Sobre las demás crisis, el economista explicó que la de 2008 fue "brutal", sin embargo, el contagio se dio a través de aquello que viaja con mayor velocidad, que son los flujos financieros digitales.

"Esta es una crisis fundamentalmente que sucede como consecuencia de la movilidad del factor humano. Quizás más por la vía del turismo que laboral, pero va a pegarle mucho más a los países de la región que la crisis anterior".Además, sostuvo que, en esta oportunidad, el problema empezó en China y, al retirarse del mercado por dos meses, que fue lo que duró la curva completa de la epidemia en el país, significó una caída muy fuerte en la demanda de materias primas.

"Nunca vimos algo así con tanta vehemencia y de manera tan inusitada. Por supuesto que plantea un desafío inmenso para cualquier autoridad política y económica en cualquier país, pero para todas también a su vez. Por más que yo sea Estados Unidos y esté dispuesto a rescatar mi economía y estimularla, mientras haya un rincón del mundo globalizado en el que subsista el virus, yo no puedo estar tranquilo", comentó.

Luego, Prat Gay agregó: "Es un argumento muy fuerte para que las naciones más desarrolladas esta vez sí se arremanguen y encuentren la manera de ayudar a las menos desarrolladas".

Al ser consultado sobre la reacción del Fondo Monetario Internacional y otros organismos multilaterales de crédito, el exfuncionario dijo: "Esto sucede después de cuatro años en los cuales el gobierno de Donald Trump hizo todo lo posible para dinamitar el multilateralismo. A Trump no le interesó demasiado el G-20, ni el Banco Mundial, ni la ONU; cambió las piezas como le pareció. Él cree más en el bilateralismo y ahora de golpe tenemos una situación donde eso no le alcanza porque el virus le llega multilateralmente".

Para el economista, en esos años "se perdió gimnasia de estos organismos para estar atentos".

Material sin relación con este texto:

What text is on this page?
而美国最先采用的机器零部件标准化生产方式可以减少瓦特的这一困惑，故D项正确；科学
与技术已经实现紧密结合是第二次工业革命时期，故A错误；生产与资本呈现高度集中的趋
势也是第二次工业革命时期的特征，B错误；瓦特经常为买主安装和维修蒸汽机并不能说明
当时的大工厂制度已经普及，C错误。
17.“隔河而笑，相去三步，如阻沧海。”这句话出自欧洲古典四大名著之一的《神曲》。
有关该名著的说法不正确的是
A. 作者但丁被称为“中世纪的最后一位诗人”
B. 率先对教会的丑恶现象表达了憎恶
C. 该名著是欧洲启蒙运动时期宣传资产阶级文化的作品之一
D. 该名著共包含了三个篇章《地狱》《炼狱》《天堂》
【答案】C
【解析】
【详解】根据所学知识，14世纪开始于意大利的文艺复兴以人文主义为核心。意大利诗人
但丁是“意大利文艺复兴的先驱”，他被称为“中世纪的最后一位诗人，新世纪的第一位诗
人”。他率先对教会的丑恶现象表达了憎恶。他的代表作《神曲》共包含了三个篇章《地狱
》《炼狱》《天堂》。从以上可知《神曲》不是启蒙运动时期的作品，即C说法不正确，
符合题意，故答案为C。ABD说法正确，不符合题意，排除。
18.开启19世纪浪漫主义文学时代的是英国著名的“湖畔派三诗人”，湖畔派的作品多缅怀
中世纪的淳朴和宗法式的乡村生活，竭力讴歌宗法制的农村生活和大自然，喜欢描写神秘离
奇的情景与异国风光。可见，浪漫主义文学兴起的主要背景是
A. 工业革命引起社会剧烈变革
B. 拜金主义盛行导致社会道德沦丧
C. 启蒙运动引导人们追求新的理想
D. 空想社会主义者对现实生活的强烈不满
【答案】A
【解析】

"Ahora dicen que lo están, pero tienen la infraestructura de otro momento económico y mundial. Hay que dejar de lado la burocracia y tener una gran discusión donde encontremos la manera en que el Fondo realmente haga ese nexo entre los países en vías de desarrollo y desarrollados, que los primeros no pueden financiar", explicó.También, Prat-Gay señaló que países como la Argentina tienen tres curvas para aplanar: la de la pandemia, la recesión y el balance de pagos. Sobre esta última, explicó que, al caer el valor de las exportaciones, para exportar lo mismo se necesita producir más y esa producción es más difícil dada todas las trabas de distanciamiento social. Además, "el mundo se asusta, retira sus ahorros y los lleva a los centros financieros lejos de la periferia", remarcó.